Азур оторвал ладони от поручня.

– Отвечай!

– Два. Но я всегда могу поймать акулу.

– Два вместе с моим?

– Два вместе с сердцем Лакруа.


Билал привязал последний мешок к толстой пеньковой веревке метров тридцать длиной. Вокруг поодиночке бродили товарищи; он спустился с дюны и обошел все мешки, один за другим: стоило поднести пламя к джуту, как мешок изворачивался – его содержимое пыталось отодвинуться от жара. Одна искорка – и прощай вся добыча: гроздья мешков с Внутренними вспыхнут как диадема из маленьких солнц.

Небо на востоке зарделось зарей.

Билал поднял голову.

Они управились вовремя, но Мизерабль почему-то не видно.

На песке лежало девятнадцать мешков – как и ожидалась, добыча отличная. Правда, сердец нашли всего три, да и то одно перестало биться, стоило механокардионику его проглотить.

В сотне метров от них дымился корабль, источая чудовищный смрад горячего масла и вареной плоти. Только шины еще продолжали гореть.


Подняв голову, Сарган вгляделся в огни лагеря механокардиоников. Как же их много! Нужно убираться отсюда, пока не поздно. Уставшие механокардионики будто чего-то ждали. Медленно кружили среди дымящихся обломков, не останавливаясь ни на минуту, как сердце, не знающее покоя.

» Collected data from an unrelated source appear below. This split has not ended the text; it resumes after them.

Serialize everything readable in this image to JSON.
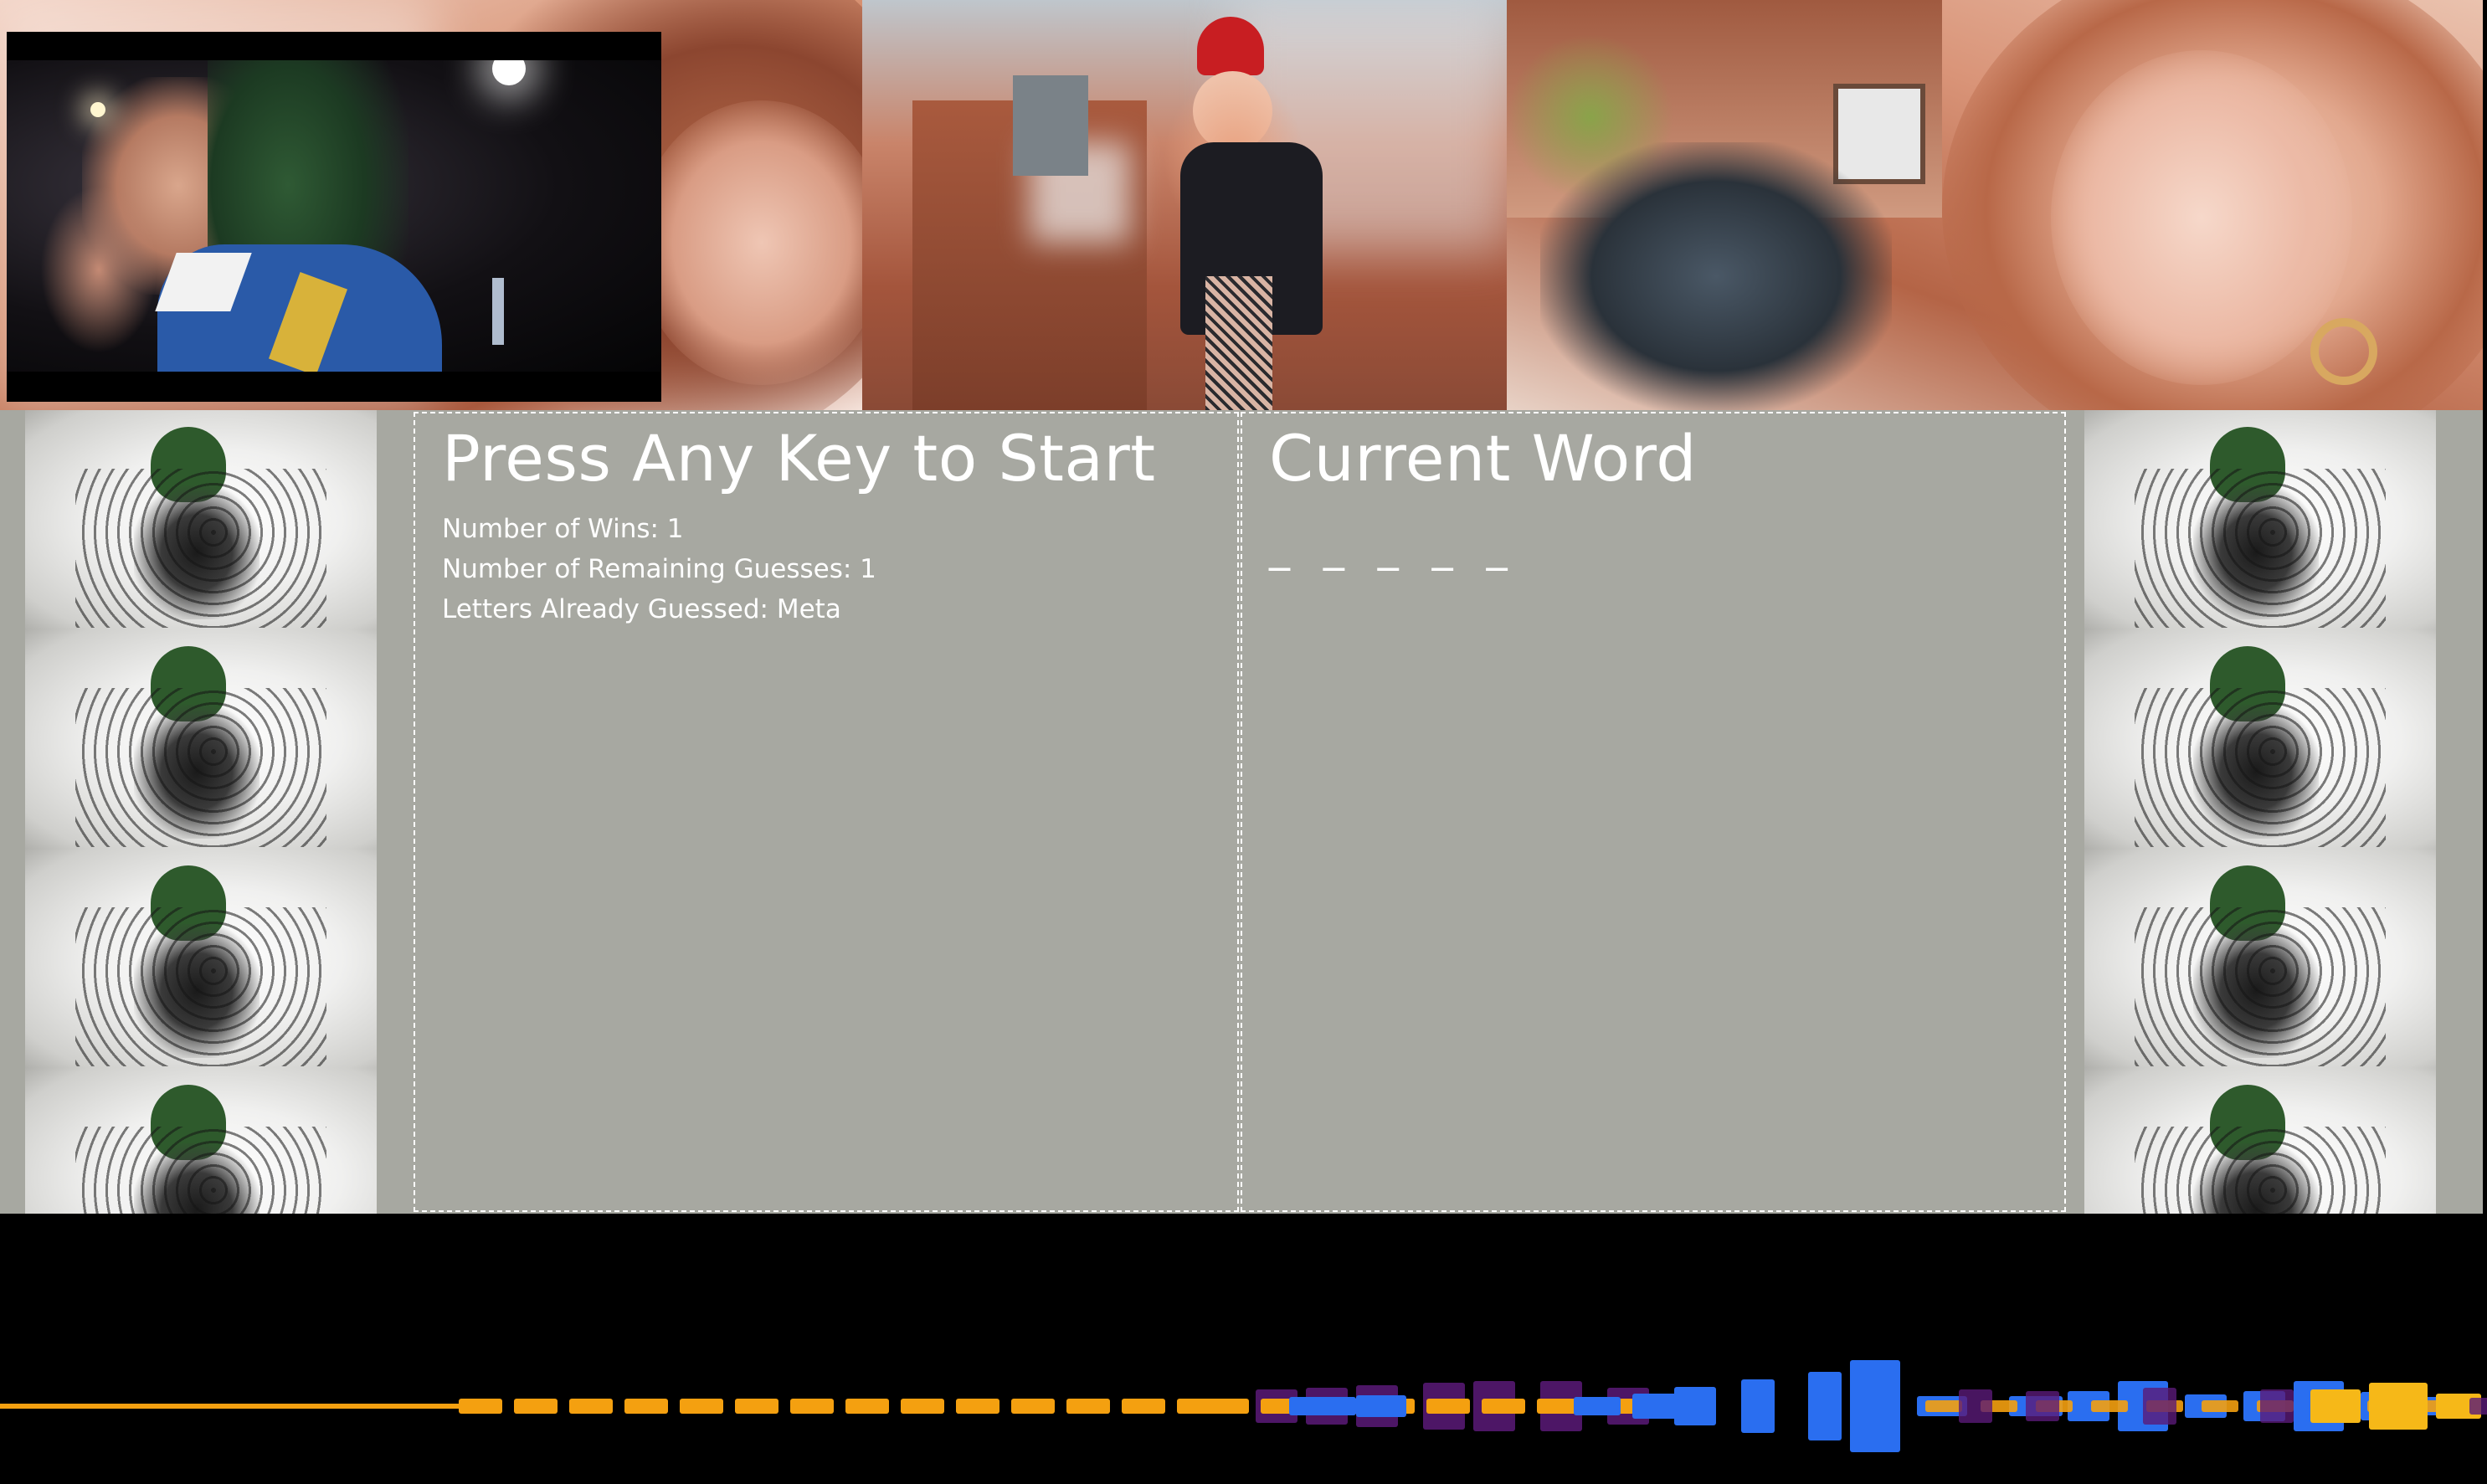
{
  "game": {
    "title": "Press Any Key to Start",
    "wins_text": "Number of Wins: 1",
    "remaining_text": "Number of Remaining Guesses: 1",
    "guessed_text": "Letters Already Guessed: Meta"
  },
  "word": {
    "title": "Current Word",
    "blanks": "_ _ _ _ _"
  },
  "colors": {
    "panel_bg": "#a7a8a1",
    "box_border": "#ffffff",
    "text": "#ffffff",
    "visualizer_orange": "#f4a010",
    "visualizer_blue": "#2a6ef0",
    "visualizer_purple": "#5a1a78",
    "visualizer_gold": "#f6b818"
  }
}
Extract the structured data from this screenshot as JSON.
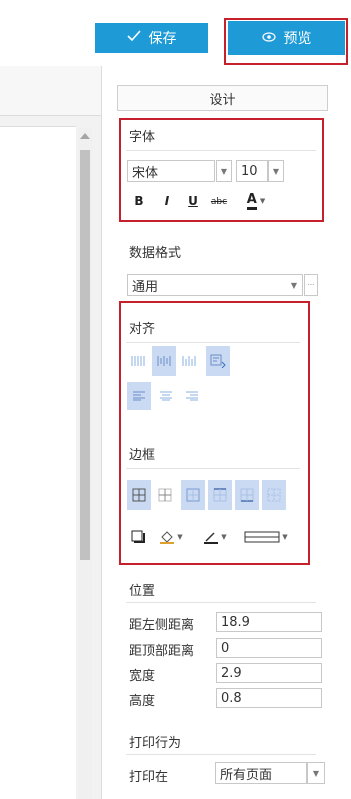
{
  "toolbar": {
    "save_label": "保存",
    "preview_label": "预览",
    "save_icon": "check-icon",
    "preview_icon": "eye-icon",
    "accent": "#1e9bd7",
    "highlight": "#c6202c"
  },
  "panel": {
    "design_label": "设计",
    "font": {
      "title": "字体",
      "family": "宋体",
      "size": "10",
      "bold": "B",
      "italic": "I",
      "underline": "U",
      "strike": "abc",
      "color": "A"
    },
    "data_format": {
      "title": "数据格式",
      "value": "通用",
      "more": "···"
    },
    "align": {
      "title": "对齐"
    },
    "border": {
      "title": "边框"
    },
    "position": {
      "title": "位置",
      "left_label": "距左侧距离",
      "left_value": "18.9",
      "top_label": "距顶部距离",
      "top_value": "0",
      "width_label": "宽度",
      "width_value": "2.9",
      "height_label": "高度",
      "height_value": "0.8"
    },
    "print": {
      "title": "打印行为",
      "print_on_label": "打印在",
      "print_on_value": "所有页面"
    }
  }
}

Кстати, о сердцах. Сколько их может вместить в себя это существо? Говорят, не больше двенадцати, иначе корпус становится слишком тяжелым, и механокардионика ждет неминуемая смерть.

В темноте и дыму видно было плохо, но Сарган сумел пересчитать мешки на песке. Будто приготовленные для погрузки на борт проходящего корабля. В каждом – одно или два существа, летучих, как кишечный газ, и ценных, как мечты или мысли. Отличная добыча для любого корабля, кому бы она ни предназначалась. Перед грозой на горизонте маячила парочка судов, соревновавшихся в скорости: кто первым доплывет до Мехаратта, получит более выгодное место в шеренге на входе в порт.

Сарган обернулся. На западе небо все еще оставалось темным, покрытым рябью тучек. А под ним пустыня – бесплодная, бескрайняя, из неотличимых друг от друга дюн.


Бастиан был настоящим бесом. И несся по пустыне как угорелый.

Найла стояла на батарейной палубе, изо всех сил вцепившись в поручни: ее так подкидывало, что ноги отрывались от пола. Находиться на верхней палубе вообще было невозможно – того и гляди, вылетишь за борт. Никогда в своей жизни девочка не видела, чтобы корабль набирал такой ход, ничего подобного не случалось даже в гонках бригантин.

Подпрыгивая на каждом ухабе, она ежеминутно рисковала прикусить язык, а спина молила о пощаде.

Цепи скрежетали, ветер завывал.

Лакруа, стоявший на носу, с мерзкой усмешкой послал девочке воздушный поцелуй и прокричал: «АКУУУУЛЬЕЕЕЕЕ СЕРДЦЕЕЕЕ!» Капитан явно наслаждался бьющим в лицо ветром. Чтобы не вывалиться за борт, он не только вцепился в релинг, но и обмотал себя канатом, конец которого привязал к огромному кольцу, вделанному в палубу. Азуру же пришлось уйти внутрь, где было безопаснее.

Ощущение, будто сидишь верхом на ржавоеде, когда он выстреливает железяками.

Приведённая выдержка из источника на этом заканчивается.